Local droplet etching-assisted quantum dot epitaxy for telecom C-band quantum light emitters

TL;DR

This paper introduces a novel method using local droplet etching to fabricate telecom-wavelength quantum dots with high optical quality and single-photon emission capabilities for quantum communication.

Contribution

It demonstrates a reproducible, symmetric quantum dot fabrication technique with detailed structural and optical characterization, advancing scalable quantum light source development.

Findings

Quantum dots exhibit narrow emission lines (0.2 meV).

Single-photon emission confirmed with low $g^{(2)}(0)$ values.

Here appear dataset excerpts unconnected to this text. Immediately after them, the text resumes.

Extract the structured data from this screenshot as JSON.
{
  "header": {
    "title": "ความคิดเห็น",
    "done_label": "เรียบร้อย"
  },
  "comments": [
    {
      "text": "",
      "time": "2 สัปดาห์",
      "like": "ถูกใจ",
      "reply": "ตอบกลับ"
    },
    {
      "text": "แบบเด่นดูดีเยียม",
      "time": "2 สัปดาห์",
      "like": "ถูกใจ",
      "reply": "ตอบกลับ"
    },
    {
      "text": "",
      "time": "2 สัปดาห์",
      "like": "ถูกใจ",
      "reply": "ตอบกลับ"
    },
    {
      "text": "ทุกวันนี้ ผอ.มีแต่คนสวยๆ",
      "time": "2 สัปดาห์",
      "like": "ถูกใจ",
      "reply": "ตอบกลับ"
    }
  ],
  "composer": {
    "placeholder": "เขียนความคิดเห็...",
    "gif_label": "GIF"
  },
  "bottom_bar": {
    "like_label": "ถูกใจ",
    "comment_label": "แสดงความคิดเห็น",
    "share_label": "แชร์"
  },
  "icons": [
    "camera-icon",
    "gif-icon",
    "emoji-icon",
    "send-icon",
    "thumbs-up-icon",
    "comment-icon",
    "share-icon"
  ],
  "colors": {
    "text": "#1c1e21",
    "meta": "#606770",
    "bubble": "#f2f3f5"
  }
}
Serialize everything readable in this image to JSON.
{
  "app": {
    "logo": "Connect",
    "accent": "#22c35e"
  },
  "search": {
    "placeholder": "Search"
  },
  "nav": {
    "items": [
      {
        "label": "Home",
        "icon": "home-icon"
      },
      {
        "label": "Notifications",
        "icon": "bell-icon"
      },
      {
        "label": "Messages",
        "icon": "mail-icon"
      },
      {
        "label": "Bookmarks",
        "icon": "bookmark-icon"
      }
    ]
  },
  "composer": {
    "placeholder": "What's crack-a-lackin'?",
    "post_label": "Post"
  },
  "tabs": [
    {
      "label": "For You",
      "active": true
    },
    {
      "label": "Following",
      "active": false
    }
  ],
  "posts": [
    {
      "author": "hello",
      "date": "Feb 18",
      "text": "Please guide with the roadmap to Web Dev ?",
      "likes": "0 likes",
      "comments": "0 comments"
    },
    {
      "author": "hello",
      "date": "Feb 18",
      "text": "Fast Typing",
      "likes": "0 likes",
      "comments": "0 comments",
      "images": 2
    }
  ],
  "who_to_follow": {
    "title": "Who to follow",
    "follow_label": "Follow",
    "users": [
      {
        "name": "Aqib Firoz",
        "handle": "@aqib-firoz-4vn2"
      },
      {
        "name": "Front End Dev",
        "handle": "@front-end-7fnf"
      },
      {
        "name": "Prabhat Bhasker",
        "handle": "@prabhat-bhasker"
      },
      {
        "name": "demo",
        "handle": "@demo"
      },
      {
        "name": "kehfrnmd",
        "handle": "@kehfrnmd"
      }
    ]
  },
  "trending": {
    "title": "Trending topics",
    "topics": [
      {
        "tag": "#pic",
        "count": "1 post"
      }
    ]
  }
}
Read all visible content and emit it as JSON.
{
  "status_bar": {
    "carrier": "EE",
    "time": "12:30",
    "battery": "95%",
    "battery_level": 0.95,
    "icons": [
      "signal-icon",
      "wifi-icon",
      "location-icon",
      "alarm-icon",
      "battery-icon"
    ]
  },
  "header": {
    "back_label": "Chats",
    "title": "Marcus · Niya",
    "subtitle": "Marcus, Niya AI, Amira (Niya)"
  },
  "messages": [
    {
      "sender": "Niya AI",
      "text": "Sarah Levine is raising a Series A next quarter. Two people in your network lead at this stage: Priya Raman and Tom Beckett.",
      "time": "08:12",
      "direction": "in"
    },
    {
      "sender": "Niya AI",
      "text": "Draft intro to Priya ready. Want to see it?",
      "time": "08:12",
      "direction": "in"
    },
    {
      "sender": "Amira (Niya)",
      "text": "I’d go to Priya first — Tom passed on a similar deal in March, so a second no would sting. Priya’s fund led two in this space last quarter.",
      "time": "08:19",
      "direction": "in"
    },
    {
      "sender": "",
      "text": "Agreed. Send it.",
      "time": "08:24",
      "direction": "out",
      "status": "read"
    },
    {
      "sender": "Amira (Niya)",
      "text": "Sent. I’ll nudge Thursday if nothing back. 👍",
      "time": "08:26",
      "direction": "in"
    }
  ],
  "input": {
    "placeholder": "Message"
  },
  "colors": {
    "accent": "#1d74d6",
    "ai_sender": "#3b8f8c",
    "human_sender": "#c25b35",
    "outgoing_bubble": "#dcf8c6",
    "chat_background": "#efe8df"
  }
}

QDs maintain emission up to liquid-nitrogen temperatures.

Abstract

Significant progress in quantum light sources for quantum communication applications requires reproducible and symmetric quantum emitters acting as single-photon sources capable of generating entangled photons on demand at specific telecom wavelengths. Here, we propose telecom-emitting epitaxial quantum dots (QDs) fabricated using the local droplet etching (LDE) approach. The resulting well-defined, low-density ($10^9$/cm$^2$) QDs based on In$_{x}$Ga$_{1-x}$As are formed in symmetric LDE nanoholes (in-plane aspect ratio of 1.14) in In$_{0.52}$Al$_{0.48}$As. Detailed transmission electron microscopy provides comprehensive insight into the structural integrity, interface quality, and compositional profiles of the QDs, which underpin their promising optical properties. Photoluminescence spectroscopy reveals narrow emission lines (0.2 meV) and high optical quality, while second-order autocorrelation measurements confirm clear single-photon emission, with $g^{(2)}(0)=0.07\pm0.02$ under above-band continuous-wave excitation and $g^{(2)}(0)=0.16 \pm 0.18$ under pulsed excitation. Precise numerical modeling, combining multiband $\boldsymbol{k} \cdot \boldsymbol{p}$ and configuration-interaction methods, supports the optical characterization and identifies thermal excitation pathways that explain the persistence of emission up to liquid-nitrogen temperatures. These results highlight the versatility of the LDE approach for integrating new material systems and pave the way toward scalable fabrication of quantum light sources with tailored emission properties.